Mark Hughes: The extent to which we collect and retain that at the moment is clearly going to depend on our being clearer about what an internet connection record is through the work of the consultation. That will drive how long we have to hold the source-destination IP.

What data that you do not currently retain or keep will you have to add as an ingredient?

Mark Hughes: As far as I am aware, nothing. At the moment, we have—

Nothing?

Mark Hughes: Well, we have information at the moment that we might not retain for a period of time, but which would be commensurate with what the internet connection record is going to be. It is less about the type of data and more about the length of time that we have to retain it. That is the thing that we need to work out through the consultation process. Does that make sense?

Just to clarify, I heard you say earlier that some of the data you keep and some you would have to constitute. Now, you are saying that it is all data you have got; it is just about how long you keep it for.

Mark Hughes: No. Sorry if I have not been clear on that. The ingredients are there in some shape or form. Some stuff we mainly retain for a very brief period. There are elements of the data that we would have to look at very differently if the Bill became law, in terms of the length of time, how we retain them and how we use them to produce the internet connection record. That would be different.

If I were your customer and this Bill were law and I accessed The Guardian through you, would you think that one of the ingredients is the page within the home page that I went to? Is that an ingredient that you anticipate that you will have to keep?

Mark Hughes: Sorry, I did not hear the question.

If I go on the Guardian website, I can start clicking between different parts of the website for different bits of information. You can go on a hyperlink to different pages. Do you anticipate keeping any of that data in the future if I were your customer?

Mark Hughes: As drafted, the Bill talks about identifying the internet service that a person is using. The extent to which that capability will be required on the face of it is subject, as I mentioned earlier, to some of the technical considerations. For example, for what you are describing, if every single thing you were to click on on that particular website needed to be retained, that would require a lot of information, which we would have to generate from our network. Technically speaking, it would require a lot of sampling of traffic to achieve that.

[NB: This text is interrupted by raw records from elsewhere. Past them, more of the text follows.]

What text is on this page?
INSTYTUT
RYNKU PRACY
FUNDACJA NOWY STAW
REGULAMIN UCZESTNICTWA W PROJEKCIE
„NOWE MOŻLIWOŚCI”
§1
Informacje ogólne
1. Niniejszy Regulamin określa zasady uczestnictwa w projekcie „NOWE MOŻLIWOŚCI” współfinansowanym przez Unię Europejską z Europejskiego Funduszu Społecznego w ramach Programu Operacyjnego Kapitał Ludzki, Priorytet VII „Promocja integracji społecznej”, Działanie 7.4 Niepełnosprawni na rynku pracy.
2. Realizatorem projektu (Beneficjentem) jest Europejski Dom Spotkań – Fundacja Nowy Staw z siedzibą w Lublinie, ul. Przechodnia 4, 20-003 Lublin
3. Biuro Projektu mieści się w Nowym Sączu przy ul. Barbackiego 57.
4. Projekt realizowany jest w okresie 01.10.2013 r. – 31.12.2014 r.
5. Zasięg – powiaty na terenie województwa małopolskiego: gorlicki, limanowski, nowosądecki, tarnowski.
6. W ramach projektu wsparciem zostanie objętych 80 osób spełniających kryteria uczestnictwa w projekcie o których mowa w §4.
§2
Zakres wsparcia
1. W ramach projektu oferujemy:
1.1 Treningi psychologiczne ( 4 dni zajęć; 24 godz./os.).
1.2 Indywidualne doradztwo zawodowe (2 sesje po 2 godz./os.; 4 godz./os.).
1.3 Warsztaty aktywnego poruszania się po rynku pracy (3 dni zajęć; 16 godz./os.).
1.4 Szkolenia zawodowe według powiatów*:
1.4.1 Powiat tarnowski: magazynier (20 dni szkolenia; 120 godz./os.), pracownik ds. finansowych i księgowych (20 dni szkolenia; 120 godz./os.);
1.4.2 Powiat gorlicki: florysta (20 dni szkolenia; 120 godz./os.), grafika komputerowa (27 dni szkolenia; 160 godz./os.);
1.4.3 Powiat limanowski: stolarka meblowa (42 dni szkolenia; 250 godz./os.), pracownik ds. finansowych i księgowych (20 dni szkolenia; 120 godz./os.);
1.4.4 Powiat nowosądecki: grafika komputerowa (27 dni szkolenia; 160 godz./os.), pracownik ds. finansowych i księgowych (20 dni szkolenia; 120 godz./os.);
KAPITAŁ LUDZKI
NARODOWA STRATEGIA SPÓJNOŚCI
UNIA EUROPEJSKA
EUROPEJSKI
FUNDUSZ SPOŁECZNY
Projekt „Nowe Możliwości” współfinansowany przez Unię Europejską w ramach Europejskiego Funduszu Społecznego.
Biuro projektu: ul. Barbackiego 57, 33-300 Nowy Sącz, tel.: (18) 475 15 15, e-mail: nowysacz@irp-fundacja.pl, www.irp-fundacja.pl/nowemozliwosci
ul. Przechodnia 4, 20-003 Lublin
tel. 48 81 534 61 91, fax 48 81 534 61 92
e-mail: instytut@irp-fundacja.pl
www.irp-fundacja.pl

That is a technical issue, but legally do you think it is within the definition you are working to?

Mark Hughes: Absolutely. I think it is within the definition as it is written in the draft Bill at the moment.

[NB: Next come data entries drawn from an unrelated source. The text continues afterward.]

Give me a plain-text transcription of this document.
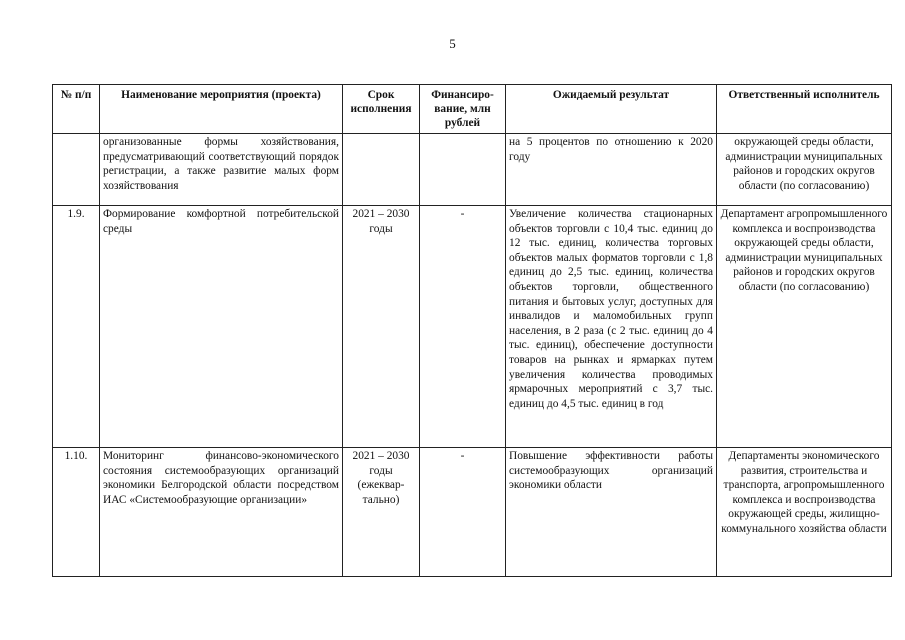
5
№ п/п	Наименование мероприятия (проекта)	Срок исполнения	Финансиро-вание, млн рублей	Ожидаемый результат	Ответственный исполнитель
	организованные формы хозяйствования, предусматривающий соответствующий порядок регистрации, а также развитие малых форм хозяйствования			на 5 процентов по отношению к 2020 году	окружающей среды области, администрации муниципальных районов и городских округов области (по согласованию)
1.9.	Формирование комфортной потребительской среды	2021 – 2030 годы	-	Увеличение количества стационарных объектов торговли с 10,4 тыс. единиц до 12 тыс. единиц, количества торговых объектов малых форматов торговли с 1,8 единиц до 2,5 тыс. единиц, количества объектов торговли, общественного питания и бытовых услуг, доступных для инвалидов и маломобильных групп населения, в 2 раза (с 2 тыс. единиц до 4 тыс. единиц), обеспечение доступности товаров на рынках и ярмарках путем увеличения количества проводимых ярмарочных мероприятий с 3,7 тыс. единиц до 4,5 тыс. единиц в год	Департамент агропромышленного комплекса и воспроизводства окружающей среды области, администрации муниципальных районов и городских округов области (по согласованию)
1.10.	Мониторинг финансово-экономического состояния системообразующих организаций экономики Белгородской области посредством ИАС «Системообразующие организации»	2021 – 2030 годы (ежеквар-тально)	-	Повышение эффективности работы системообразующих организаций экономики области	Департаменты экономического развития, строительства и транспорта, агропромышленного комплекса и воспроизводства окружающей среды, жилищно-коммунального хозяйства области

Following on from Keir’s questions, there is a concern about the hackability of the volume of data that we have already got. Have we just heard that you already collect this data, albeit not necessarily in the same form or for the same length of time? Is it all still there for someone who wants to access it immediately?

Mark Hughes: No. Not all of the data is collected. We retain lots of data for business purposes, which we therefore retain and secure proportionately and appropriately for that type of information. As I said, there are things in the Bill that are about us having to generate additional records, based on some of the existing information that we have and other types of information that may be necessary in the future.

But based on the existing information that you have, it is already there.

Mark Hughes: Some of it is already there. Some of it might not be there in the way in which the Bill describes. Some of it is subject to what the actual code of practice determines we have to collect and for how long we have to collect it. Some of those things are unknown at the moment. Suffice it to say, we have lots of information, some of which could constitute or make up an internet connection record as it stands at the moment. We secure that data, and it is accessible if required for business purposes at the moment.

Thank you very much, Mr Hughes. I am sorry we do not have more time.

Mark Hughes: I am happy to submit written evidence post the sitting.

Excellent. Colleagues may follow up your evidence with written requests as well.